Gord did as he was told. He tried hard not to feel silly, and only mostly succeeded.
"Okay, now what?"
"Now, think about nothing." Chloe tried to hide it, but a slight grin escaped her lips when she spoke.
"That's it?" Gord opened one eye and looked at Chloe. Her eyes were still closed, and she was still sitting serenely.
"That's it. But remember, Gord. Simple and Easy are two different things."
Gord sat and tried to think about nothing. He tried to concentrate on his body, how he was feeling, how the deck plates felt on his thighs and bottom. He listened to the HVAC hum in the room. Hmm. that sounded too loud. Gord would have to reach out to Environmental to see about them coming by to check on things. No, he's not thinking of nothing. Back to nothing, back to nothing. There was a click from the lock on the door. That's odd. It shouldn't auto lock like that unless Chloe configured it that way. She was right, this was hard. He opened his eyes, and saw Chloe standing over him, her hands on her hips.
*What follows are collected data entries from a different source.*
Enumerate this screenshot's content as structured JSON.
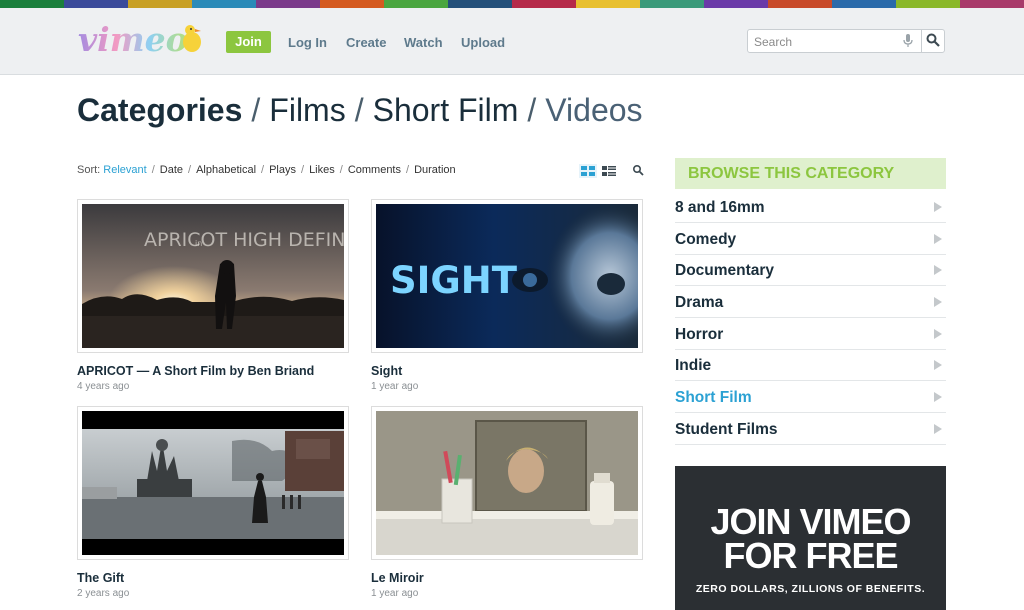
{
  "brand": {
    "logo_text": "vimeo",
    "stripe_colors": [
      "#1a7f3c",
      "#3a4a9a",
      "#c8a025",
      "#2a8ab8",
      "#7a3a8a",
      "#d45a20",
      "#4aa640",
      "#24507a",
      "#b52a4a",
      "#e8c030",
      "#3a9a7a",
      "#6a3aa8",
      "#c84a2a",
      "#2a6aaa",
      "#8ab82a",
      "#a83a6a"
    ]
  },
  "header": {
    "join_label": "Join",
    "nav": [
      {
        "label": "Log In"
      },
      {
        "label": "Create"
      },
      {
        "label": "Watch"
      },
      {
        "label": "Upload"
      }
    ],
    "search_placeholder": "Search",
    "mic_icon": "microphone-icon",
    "search_icon": "search-icon"
  },
  "page_title": {
    "parts": [
      "Categories",
      "Films",
      "Short Film",
      "Videos"
    ],
    "separator": "/"
  },
  "sort": {
    "label": "Sort:",
    "options": [
      "Relevant",
      "Date",
      "Alphabetical",
      "Plays",
      "Likes",
      "Comments",
      "Duration"
    ],
    "active": "Relevant"
  },
  "videos": [
    {
      "title": "APRICOT — A Short Film by Ben Briand",
      "age": "4 years ago",
      "thumb_text": "APRICOT HIGH DEFINITION",
      "thumb_text_small": "in"
    },
    {
      "title": "Sight",
      "age": "1 year ago",
      "thumb_text": "SIGHT"
    },
    {
      "title": "The Gift",
      "age": "2 years ago"
    },
    {
      "title": "Le Miroir",
      "age": "1 year ago"
    }
  ],
  "browse": {
    "heading": "BROWSE THIS CATEGORY",
    "categories": [
      {
        "label": "8 and 16mm"
      },
      {
        "label": "Comedy"
      },
      {
        "label": "Documentary"
      },
      {
        "label": "Drama"
      },
      {
        "label": "Horror"
      },
      {
        "label": "Indie"
      },
      {
        "label": "Short Film",
        "active": true
      },
      {
        "label": "Student Films"
      }
    ]
  },
  "promo": {
    "line1": "JOIN VIMEO",
    "line2": "FOR FREE",
    "sub": "ZERO DOLLARS, ZILLIONS OF BENEFITS."
  },
  "colors": {
    "accent_green": "#8cc63f",
    "accent_blue": "#2ba1d3",
    "text_dark": "#1a2e3b"
  }
}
"It takes practice, you'll get it." She reached out her hand to Gord. He took it and stood up. "What did you need? While I'm pleased that you're interested in meditation, I don't think that's the only reason you stopped by."
Gord nodded. "It's Fen. Reports are coming in that she's acting... odd since Northern died."
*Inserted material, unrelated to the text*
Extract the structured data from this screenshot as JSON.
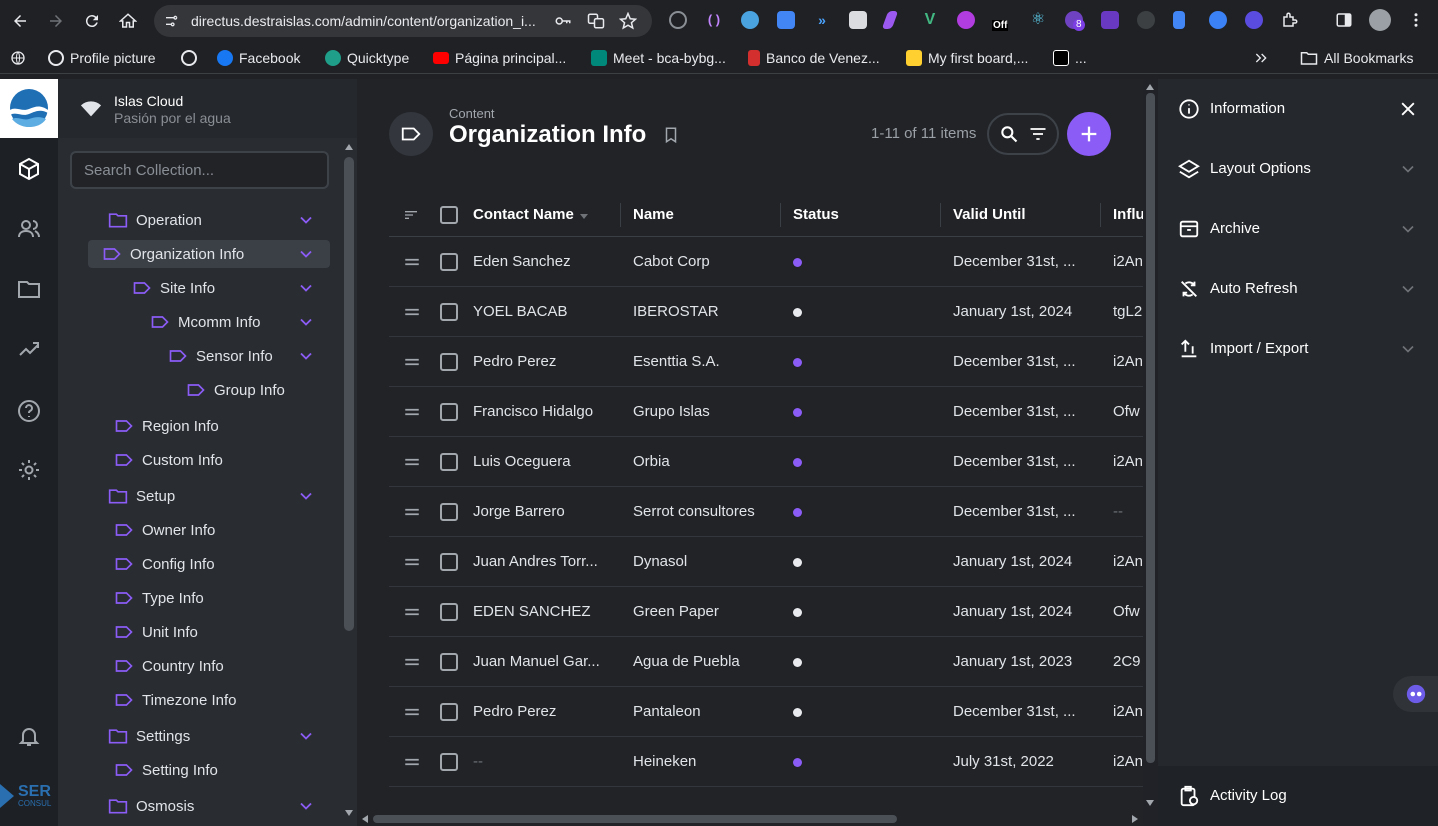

Chloe raised an eyebrow. "I won't comment that you're still getting regular reports on the current Empress of humanity, but will only say 'Odd how?'"
They started walking. Home was still pretty empty, but it was filling up more every day. New AIs were being built - not just the ones from Gord's supply of crystal memory cores, but whole new people - something that hasn't been done in nearly half a millennia. Chloe found that was was pleased to be seeing so many new faces.
"She's taking more trips out in her Imperial yacht, linking from site to site and making official visits." Gord said as they walked.
"So?"
"Yeah, but she never did it before. She's linking everywhere as well, even while the imperials are on a Gate building spree. They're putting them up everywhere. Rumor is she's traveling with a whole lab of K'laxi scientists too.
"Gord, I know you're not racist, so why is that odd? She was raised K'laxi, remember? It's her first language. I would think it would be more odd if she didn't have K'laxi around."
"It's more-" Gord struggled with the words, something that rarely happened to him. "-it's a feeling, I guess. I knew Fen when she was still with her first wife on that Gren station, just a refugee looking for purpose." His shoulders drooped. "She isn't the same person as she was."
"Nobody ever is, Gord. You know this better than most." Chloe's voice was softer, less cold than Gord remembered from before. "You've lived - actually been alive - longer than probably anyone else ever. You've seen so many people grow, live, change, live more, and die than anyone else will."
"That's my point. I have seen maybe millions of people grow and change in their lives, and what Fen is doing isn't what other people do."
"Well, few other people have been marinated in trillions of alien nanomachines from another dimension who are constantly searching for energy and give her frankly worryingly powerful abilities."
Gord chuckled. "Fair point. I only ever spent real time with Raaden and now Fen. There were a few others, one or two that I actually spoke with, but I never got to know them, and Fen is the first one I got to know before..." He frowned again. "I don't like it."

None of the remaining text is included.